Ch.21: The Cleaner

Chapter 21 · ~3.6k words

Ch.21: The Cleaner

The boat sliced through the black water of the harbor, the engine a low, muffled thrum. I sat in the stern, clutching the stun baton, staring at the back of the man who was both a mercenary and my long-lost uncle.

Silas—Uncle Jack—piloted the craft with an ease that spoke of a lifetime of violence. The scars on his neck gleamed in the faint moonlight.

"We're five minutes out," he said over the wind. "Check your gear."

I checked the harness he had strapped me into. I checked the waterproofing on the comms unit. I checked the shard in my pocket.

"Why didn't you come back?" I asked, my voice barely audible over the engine. "After the war. Why did you let us think you were dead?"

Silas didn't turn around. "Because Jack Vance died in the desert. Silas was born in a black site. And Silas wasn't the kind of man you bring home to Sunday dinner."

"Dad mourned you," I said, anger flaring. "He kept your medals in a box under his bed."

"And look where it got him," Silas said, his voice hard. "Dead of a heart attack at fifty, working himself into an early grave to pay off debts he didn't owe. I couldn't save him, Harper. Just like I couldn't save Liam."

He throttled down. The Gilded Cage loomed ahead—a massive, rusted skeleton rising out of the mist. It looked like a dead leviathan.

"But you can save me?" I asked.

"I can try."

He steered the boat under the massive support pillars of the rig. It was darker here, the shadows thick and oily.

"Listen to me," Silas said, killing the engine. We drifted toward a service ladder covered in barnacles. "Julian trusts you. I don't know why. He doesn't trust anyone."

"He needs me," I said. "I'm his lawyer."

"He has a thousand lawyers," Silas corrected. "He could buy a small country with his legal retainer. But he chose you. He gave you the shard. Do you know what that means?"

"It means he's desperate."

"It means he's compromised," Silas said, turning to face me. "Julian Vane is a calculator. He weighs risk and reward in nanoseconds. Giving you that key? That's not a calculation. That's a gamble."

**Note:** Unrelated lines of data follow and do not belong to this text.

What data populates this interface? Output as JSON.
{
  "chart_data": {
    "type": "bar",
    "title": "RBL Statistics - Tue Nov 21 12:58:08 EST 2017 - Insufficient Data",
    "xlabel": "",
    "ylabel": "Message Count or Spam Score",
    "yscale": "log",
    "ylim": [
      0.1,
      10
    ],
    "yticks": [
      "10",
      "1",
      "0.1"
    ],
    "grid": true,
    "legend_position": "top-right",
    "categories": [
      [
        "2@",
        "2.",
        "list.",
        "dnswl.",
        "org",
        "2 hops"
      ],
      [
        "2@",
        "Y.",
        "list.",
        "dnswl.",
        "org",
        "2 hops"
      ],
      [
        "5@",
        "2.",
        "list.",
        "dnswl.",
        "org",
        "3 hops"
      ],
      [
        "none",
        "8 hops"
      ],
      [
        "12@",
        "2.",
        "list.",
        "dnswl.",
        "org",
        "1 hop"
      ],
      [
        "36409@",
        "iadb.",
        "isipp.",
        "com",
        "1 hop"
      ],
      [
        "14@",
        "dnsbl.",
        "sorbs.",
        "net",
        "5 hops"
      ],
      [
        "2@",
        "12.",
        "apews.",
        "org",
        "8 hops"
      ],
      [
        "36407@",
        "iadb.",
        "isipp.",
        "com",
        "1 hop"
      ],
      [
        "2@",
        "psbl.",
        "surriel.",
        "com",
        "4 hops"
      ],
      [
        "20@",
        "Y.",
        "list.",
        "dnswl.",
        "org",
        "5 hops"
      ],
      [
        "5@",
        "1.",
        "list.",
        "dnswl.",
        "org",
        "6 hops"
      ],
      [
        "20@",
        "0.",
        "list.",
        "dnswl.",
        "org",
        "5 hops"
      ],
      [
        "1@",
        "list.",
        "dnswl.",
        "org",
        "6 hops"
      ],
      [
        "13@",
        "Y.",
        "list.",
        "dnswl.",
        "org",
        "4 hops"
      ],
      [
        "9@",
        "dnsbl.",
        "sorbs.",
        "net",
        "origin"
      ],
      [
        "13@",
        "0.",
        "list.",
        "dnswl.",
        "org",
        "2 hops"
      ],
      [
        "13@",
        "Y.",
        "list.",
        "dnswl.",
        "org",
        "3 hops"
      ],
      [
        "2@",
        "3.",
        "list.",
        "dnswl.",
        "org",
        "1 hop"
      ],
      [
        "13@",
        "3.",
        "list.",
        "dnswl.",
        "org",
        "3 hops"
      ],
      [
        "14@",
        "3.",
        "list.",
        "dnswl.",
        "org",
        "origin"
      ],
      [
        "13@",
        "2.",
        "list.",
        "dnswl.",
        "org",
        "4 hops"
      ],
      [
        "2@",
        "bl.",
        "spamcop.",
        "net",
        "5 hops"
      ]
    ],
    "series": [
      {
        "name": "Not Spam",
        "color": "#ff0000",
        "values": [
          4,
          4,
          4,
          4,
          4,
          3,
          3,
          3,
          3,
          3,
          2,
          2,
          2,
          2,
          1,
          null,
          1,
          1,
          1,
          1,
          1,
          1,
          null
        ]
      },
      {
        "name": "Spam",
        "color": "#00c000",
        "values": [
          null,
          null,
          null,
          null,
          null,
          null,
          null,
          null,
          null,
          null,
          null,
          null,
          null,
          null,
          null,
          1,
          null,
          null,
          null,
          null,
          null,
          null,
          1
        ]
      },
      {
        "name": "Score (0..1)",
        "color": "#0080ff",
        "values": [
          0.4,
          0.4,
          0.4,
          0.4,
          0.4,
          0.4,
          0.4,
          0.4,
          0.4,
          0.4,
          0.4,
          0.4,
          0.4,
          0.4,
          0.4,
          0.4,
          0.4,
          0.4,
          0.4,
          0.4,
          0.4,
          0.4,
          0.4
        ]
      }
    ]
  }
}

He grabbed the ladder, holding the boat steady.

"He watches you on the feeds," Silas continued. "When you're in court. When you're sleeping in the cell. He doesn't look at you like an asset. He looks at you like..."

He trailed off.

"Like what?"

"Like he's afraid he's going to break you."

I felt a flush heat my cheeks, despite the freezing spray.

"He's a sociopath," I said, repeating the mantra I used to keep my distance.

"Is he?" Silas asked. "Or is that just what he needs the world to believe so they stop trying to hurt him?"

He looked up at the rig.

"He told me to prioritize your extraction," Silas said. "If the mission goes south, if we get pinned down... I'm supposed to get you out. Even if it means leaving the drive. Even if it means leaving Mia."

I stared at him. "He said that?"

"Explicitly. 'If it's a choice between the evidence and the girl, save the girl.'"

Silas shook his head.

"I've worked for Julian for five years. He's never prioritized a person over data. Never."

He looked me in the eye.

"He thinks you're different, Harper. Don't prove him wrong."

He gestured to the ladder.

"Now climb. We have three minutes before the drone barge docks."

I grabbed the cold, wet rungs. I climbed.

But as I pulled myself up into the darkness of the rig, Silas's words echoed in my mind louder than the wind.

*Save the girl.*

Julian Vane, the man who believed in nothing but math, had changed the equation. And I didn't know if that made me safer, or if it just meant we were both going to die.